Allen Good, an energy analyst at financial services company Morningstar, also believes the priority will be to find new sources of gas, with LNG from the US likely to form a large part of the solution. However, he says: “Russia is so deeply entrenched in the European market, and support for new domestic gas production is low in European countries, that it isn’t possible to simply flick a switch to change suppliers.” 

Think tank Carbon Tracker recently suggested that European policymakers use the Ukraine crisis as a catalyst to further accelerate the roll-out of clean energy systems. Accelerating the energy transition is also logical from an economic point of view; the EU pays around €360bn ($393.13bn) a year to import fossil fuels, a sum equal to the clean energy investments needed for the bloc to meet its 2030 'Fit for 55' climate targets. Diversifying to renewables more rapidly reduces the financial risk of stranded assets and will provide more cost-competitive electricity than gas in most markets. 

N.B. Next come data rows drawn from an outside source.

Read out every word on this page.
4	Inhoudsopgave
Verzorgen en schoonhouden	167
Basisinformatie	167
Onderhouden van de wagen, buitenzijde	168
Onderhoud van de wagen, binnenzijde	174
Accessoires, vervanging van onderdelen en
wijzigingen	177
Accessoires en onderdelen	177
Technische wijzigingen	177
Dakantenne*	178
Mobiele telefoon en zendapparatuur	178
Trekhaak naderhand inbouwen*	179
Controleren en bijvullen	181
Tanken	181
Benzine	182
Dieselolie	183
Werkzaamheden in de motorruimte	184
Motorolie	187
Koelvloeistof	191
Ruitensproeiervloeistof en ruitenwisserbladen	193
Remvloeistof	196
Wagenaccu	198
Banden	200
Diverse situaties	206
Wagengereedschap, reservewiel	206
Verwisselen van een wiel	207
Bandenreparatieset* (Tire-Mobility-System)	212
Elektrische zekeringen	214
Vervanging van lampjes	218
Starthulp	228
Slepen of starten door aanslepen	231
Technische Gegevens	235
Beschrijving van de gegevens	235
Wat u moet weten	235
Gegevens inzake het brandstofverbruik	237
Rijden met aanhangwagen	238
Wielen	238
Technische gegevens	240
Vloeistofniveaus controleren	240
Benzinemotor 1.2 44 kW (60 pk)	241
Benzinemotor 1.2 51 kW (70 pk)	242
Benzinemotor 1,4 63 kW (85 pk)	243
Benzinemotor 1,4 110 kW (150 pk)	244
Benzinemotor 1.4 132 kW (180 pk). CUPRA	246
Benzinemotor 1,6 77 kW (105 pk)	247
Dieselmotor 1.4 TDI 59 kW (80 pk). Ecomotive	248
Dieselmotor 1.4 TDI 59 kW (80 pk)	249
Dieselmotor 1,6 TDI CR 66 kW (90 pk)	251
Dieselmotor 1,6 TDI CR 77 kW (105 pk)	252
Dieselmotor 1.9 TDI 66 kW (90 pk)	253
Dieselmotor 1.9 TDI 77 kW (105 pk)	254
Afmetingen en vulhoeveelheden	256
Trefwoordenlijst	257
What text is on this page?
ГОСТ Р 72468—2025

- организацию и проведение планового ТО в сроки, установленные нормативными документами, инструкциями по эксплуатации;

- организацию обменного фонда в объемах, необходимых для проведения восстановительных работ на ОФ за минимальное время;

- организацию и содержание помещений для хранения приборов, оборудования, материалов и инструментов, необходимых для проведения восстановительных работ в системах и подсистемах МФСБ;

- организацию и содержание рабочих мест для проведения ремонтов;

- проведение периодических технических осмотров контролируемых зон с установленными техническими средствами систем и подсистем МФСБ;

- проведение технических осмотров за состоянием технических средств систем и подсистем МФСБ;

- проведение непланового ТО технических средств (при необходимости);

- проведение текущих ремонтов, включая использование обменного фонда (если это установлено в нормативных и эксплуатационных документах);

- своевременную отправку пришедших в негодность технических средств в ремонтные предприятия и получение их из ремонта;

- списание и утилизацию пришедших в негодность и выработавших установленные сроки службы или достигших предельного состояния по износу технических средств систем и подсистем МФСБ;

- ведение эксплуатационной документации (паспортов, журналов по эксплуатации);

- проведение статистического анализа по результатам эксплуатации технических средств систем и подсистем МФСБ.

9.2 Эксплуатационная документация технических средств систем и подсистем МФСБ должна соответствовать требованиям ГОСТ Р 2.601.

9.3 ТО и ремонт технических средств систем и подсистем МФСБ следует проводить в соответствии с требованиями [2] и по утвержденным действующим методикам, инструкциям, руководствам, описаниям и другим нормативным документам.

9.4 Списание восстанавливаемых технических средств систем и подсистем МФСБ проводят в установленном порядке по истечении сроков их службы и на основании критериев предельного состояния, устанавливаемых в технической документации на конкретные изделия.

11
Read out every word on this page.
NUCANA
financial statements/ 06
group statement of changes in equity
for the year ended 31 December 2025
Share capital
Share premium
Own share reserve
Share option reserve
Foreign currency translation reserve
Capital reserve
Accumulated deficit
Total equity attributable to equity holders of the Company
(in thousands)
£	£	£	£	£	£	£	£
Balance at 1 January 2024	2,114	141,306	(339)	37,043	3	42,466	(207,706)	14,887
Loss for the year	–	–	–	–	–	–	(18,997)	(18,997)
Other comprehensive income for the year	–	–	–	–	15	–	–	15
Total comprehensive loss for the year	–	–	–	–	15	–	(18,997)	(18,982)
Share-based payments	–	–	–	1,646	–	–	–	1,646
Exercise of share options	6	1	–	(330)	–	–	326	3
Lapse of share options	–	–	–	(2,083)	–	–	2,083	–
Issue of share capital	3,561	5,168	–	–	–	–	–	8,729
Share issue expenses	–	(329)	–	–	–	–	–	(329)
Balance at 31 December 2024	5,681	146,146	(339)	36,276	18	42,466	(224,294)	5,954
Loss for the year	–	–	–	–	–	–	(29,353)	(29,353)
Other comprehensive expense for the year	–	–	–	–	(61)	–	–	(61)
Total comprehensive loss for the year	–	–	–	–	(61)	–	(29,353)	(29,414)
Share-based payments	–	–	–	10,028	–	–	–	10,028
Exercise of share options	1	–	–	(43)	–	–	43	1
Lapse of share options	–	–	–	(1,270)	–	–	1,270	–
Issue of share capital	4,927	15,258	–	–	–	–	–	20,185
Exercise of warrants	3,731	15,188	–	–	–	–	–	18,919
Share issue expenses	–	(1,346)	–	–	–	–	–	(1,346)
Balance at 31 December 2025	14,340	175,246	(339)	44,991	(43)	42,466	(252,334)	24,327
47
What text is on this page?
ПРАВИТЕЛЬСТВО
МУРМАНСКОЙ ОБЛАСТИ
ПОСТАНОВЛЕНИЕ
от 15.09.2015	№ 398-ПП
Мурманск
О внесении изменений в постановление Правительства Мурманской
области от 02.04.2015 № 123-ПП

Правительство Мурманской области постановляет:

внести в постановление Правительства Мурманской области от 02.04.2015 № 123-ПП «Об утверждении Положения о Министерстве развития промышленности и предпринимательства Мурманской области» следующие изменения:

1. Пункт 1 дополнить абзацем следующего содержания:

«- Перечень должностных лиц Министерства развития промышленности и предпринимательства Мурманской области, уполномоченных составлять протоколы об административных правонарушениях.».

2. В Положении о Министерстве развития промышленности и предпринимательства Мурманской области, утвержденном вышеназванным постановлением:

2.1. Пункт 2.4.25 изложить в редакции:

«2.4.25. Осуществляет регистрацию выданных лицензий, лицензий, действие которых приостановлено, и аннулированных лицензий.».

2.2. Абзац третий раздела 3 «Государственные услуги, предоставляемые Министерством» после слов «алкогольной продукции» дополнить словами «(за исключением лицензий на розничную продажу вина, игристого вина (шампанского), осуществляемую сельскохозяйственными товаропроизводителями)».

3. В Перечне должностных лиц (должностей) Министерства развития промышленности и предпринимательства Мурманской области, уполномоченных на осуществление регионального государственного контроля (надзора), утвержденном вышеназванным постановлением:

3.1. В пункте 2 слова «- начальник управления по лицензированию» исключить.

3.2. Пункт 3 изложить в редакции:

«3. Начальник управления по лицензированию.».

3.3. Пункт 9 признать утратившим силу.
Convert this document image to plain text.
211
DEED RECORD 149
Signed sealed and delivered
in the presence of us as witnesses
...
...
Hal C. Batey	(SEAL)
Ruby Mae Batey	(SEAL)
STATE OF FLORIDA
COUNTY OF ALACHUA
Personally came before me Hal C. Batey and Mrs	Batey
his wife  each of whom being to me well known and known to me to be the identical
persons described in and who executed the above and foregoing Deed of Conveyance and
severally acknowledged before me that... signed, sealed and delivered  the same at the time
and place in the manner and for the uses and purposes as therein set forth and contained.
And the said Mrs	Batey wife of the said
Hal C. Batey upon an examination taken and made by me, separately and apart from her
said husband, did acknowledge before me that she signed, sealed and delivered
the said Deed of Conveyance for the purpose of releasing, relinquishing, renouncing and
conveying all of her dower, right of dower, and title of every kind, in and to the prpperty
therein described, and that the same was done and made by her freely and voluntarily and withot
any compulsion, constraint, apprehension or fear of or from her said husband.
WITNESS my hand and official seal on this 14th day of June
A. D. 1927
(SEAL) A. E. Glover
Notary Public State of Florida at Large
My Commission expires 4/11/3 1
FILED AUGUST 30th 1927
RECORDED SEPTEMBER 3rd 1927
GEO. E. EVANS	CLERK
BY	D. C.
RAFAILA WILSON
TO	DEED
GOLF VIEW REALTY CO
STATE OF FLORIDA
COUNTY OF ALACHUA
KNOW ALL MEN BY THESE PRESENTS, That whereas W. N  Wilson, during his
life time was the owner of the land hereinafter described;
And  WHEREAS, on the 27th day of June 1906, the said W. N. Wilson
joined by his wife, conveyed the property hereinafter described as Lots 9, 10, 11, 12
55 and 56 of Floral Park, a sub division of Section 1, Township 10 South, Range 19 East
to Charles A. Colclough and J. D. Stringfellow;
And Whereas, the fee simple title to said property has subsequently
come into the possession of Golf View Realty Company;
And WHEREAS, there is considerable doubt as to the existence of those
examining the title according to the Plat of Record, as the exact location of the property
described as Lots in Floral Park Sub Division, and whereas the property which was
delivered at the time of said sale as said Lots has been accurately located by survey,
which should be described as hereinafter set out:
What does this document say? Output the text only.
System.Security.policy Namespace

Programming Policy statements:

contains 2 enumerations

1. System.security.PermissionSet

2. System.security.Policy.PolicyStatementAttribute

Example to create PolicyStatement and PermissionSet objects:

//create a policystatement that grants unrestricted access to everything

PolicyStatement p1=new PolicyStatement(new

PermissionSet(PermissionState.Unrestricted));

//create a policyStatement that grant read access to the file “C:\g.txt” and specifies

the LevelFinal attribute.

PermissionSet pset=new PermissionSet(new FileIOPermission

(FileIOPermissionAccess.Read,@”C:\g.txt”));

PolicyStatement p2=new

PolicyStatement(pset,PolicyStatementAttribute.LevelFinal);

The International Energy Agency released a ten-point plan on 3 March the agency suggests could reduce reliance on Russian gas by a third in just one year. It includes more practical security of supply recommendations, such as replacing Russian supplies with gas from alternative sources and introducing minimum gas storage obligations. It also calls for moves to “accelerate the deployment of new wind and solar projects” and for greater energy efficiency improvements, pointing out that at present just 1% of the EU’s building stock is renovated each year.